With the plain data files such as documents and spreadsheets you need to be sure that the access control data that accompanies them matches the account(s) of the destination. Music may need to be de-authorised then authorised and catalogued.
Usually programs cannot be copied (unless designed as portable) as they rely on registry entries and dynamic link library registration and maybe also a programming framework. There is an exception though: where nothing except the disk drive is changing it is often possible to migrate programs by duplicating the disk signature.
The way that all the main software suppliers prevent loss of income by people sharing their programs and only paying once is to cause them to check for a duplicate product key or activation code. But how do they know when a product is legitimately reinstalled on the same computer ? The answer is that they record details of the computer that cannot easily be replicated; so if the MAC address of a network card is different or the serial number of the motherboard has changed they will know that an attempt at piracy is afoot.
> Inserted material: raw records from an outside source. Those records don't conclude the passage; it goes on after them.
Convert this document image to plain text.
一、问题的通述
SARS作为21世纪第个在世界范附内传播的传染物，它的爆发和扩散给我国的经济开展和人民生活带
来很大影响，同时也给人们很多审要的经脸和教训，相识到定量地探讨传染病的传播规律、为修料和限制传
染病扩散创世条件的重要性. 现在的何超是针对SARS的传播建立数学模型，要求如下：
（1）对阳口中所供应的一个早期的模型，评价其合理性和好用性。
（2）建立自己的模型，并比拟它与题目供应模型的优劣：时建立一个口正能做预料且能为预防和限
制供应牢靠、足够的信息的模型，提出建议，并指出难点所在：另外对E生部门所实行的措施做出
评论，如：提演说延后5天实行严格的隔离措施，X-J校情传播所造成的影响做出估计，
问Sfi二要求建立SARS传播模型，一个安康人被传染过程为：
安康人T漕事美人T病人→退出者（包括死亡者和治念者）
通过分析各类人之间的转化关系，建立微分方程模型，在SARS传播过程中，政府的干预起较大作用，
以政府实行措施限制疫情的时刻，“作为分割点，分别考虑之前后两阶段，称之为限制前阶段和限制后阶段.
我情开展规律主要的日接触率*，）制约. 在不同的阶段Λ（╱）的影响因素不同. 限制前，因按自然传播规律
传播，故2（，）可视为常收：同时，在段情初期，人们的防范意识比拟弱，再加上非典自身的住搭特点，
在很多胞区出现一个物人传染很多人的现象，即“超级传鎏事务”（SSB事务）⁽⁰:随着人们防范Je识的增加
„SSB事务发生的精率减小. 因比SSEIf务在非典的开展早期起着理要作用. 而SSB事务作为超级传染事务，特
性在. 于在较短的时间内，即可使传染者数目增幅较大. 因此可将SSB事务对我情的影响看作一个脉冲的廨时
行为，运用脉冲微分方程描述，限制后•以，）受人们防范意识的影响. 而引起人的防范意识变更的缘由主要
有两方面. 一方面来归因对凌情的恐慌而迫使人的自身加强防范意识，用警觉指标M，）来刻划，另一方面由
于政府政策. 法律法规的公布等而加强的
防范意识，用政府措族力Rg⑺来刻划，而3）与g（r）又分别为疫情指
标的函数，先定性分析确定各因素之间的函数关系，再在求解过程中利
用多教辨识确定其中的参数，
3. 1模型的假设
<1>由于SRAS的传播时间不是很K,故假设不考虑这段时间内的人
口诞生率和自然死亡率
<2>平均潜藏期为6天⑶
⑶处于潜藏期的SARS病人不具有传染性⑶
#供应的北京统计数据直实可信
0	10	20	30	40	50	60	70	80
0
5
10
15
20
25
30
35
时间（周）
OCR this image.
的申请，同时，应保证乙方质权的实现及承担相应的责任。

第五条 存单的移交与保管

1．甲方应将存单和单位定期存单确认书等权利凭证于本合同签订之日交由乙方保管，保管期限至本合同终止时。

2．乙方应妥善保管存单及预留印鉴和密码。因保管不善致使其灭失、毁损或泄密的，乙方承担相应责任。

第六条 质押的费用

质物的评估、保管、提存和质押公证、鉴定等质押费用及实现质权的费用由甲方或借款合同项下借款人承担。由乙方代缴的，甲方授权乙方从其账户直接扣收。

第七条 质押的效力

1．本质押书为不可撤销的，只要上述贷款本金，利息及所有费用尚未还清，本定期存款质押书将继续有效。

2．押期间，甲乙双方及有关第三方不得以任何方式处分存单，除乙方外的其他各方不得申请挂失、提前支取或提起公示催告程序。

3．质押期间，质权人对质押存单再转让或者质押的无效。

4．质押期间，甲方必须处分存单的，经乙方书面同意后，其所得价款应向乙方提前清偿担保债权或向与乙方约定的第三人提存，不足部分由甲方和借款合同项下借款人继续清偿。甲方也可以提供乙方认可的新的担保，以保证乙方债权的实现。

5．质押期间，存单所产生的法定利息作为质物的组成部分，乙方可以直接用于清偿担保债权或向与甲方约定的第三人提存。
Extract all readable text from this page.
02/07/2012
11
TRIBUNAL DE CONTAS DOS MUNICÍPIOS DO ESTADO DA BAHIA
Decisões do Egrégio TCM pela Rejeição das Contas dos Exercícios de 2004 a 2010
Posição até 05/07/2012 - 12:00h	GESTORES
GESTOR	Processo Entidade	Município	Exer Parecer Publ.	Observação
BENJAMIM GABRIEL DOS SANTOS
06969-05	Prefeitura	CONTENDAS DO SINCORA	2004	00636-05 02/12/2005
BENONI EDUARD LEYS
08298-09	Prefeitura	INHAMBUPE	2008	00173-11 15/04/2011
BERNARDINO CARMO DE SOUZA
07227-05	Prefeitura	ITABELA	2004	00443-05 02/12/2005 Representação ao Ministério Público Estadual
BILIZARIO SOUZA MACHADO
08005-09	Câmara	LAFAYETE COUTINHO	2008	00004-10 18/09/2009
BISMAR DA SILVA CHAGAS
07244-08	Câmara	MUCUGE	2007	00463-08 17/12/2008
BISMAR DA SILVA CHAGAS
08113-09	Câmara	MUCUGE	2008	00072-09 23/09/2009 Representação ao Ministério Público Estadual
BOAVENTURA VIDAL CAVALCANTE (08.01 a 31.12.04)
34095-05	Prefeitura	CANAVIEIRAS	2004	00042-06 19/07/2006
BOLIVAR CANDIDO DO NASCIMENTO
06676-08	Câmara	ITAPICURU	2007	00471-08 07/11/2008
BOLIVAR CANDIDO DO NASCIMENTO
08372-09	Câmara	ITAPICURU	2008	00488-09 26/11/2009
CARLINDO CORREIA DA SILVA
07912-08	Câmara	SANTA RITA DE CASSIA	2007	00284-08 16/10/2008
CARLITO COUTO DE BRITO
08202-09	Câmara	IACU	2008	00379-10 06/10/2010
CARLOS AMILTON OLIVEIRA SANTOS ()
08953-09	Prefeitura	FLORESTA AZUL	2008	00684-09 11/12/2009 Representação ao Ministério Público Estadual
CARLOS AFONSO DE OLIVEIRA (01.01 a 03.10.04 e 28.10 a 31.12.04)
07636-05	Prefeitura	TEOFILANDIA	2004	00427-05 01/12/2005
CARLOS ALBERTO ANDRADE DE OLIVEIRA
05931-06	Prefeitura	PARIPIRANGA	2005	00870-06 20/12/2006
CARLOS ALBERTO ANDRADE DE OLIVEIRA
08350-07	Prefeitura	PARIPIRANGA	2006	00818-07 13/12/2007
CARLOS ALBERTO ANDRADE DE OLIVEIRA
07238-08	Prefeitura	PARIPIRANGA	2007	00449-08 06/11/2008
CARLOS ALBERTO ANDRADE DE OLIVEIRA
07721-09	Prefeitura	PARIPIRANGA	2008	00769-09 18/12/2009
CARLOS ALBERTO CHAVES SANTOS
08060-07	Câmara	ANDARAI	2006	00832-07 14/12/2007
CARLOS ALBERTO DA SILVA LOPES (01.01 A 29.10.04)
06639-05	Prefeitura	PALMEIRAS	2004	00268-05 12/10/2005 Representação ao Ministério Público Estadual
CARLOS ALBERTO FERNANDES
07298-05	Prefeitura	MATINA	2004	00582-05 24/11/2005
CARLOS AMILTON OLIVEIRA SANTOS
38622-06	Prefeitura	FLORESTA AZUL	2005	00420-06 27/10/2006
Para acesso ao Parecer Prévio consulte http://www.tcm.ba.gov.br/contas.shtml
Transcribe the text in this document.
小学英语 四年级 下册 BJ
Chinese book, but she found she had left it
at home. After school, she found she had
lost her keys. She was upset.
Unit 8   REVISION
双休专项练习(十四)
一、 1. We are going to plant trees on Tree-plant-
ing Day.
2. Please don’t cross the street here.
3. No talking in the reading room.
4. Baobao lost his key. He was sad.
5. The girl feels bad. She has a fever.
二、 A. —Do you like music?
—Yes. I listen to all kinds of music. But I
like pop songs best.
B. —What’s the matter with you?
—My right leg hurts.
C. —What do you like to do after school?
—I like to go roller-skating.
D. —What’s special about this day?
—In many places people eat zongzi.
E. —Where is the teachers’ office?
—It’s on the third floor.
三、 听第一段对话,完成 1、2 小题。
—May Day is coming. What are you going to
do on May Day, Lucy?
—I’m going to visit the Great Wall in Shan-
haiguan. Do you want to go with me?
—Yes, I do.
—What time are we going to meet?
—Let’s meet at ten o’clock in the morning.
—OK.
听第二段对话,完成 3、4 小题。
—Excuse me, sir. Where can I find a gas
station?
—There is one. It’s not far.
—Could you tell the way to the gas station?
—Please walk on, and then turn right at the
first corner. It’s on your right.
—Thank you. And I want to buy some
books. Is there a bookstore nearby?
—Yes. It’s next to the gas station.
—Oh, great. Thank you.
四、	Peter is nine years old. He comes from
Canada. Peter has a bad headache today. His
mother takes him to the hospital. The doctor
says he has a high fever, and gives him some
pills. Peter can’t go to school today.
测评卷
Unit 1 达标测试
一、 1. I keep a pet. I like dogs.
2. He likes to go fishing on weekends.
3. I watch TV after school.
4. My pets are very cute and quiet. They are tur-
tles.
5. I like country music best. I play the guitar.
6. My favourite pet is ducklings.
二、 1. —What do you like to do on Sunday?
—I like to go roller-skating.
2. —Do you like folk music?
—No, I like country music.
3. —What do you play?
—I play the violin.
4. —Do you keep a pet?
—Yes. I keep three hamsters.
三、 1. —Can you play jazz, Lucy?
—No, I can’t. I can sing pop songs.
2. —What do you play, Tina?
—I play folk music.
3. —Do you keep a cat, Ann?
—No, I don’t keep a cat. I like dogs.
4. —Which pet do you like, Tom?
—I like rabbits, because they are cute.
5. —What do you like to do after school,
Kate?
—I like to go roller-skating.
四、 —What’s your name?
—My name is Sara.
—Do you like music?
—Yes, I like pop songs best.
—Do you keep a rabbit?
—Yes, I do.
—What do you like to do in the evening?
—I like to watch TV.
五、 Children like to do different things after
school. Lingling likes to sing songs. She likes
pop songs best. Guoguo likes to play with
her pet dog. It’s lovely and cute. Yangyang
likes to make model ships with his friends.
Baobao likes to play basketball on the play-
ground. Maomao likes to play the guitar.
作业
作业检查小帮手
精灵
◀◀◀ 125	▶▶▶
But when nothing other than a disk drive is being changed it is possible to duplicate the disk signature to allow the programs now residing on a different device to work as before without the need to buy a new license. Not doing so may seem cheaper in the short term, but when the cost of additional licenses is factored in it turns out cheaper to have a copy operation professionally done.
However if simply adding a new disk drive to an existing one the opposite is true: disk signatures must be confirmed to differ as if a collision occurs Windows will become unbootable.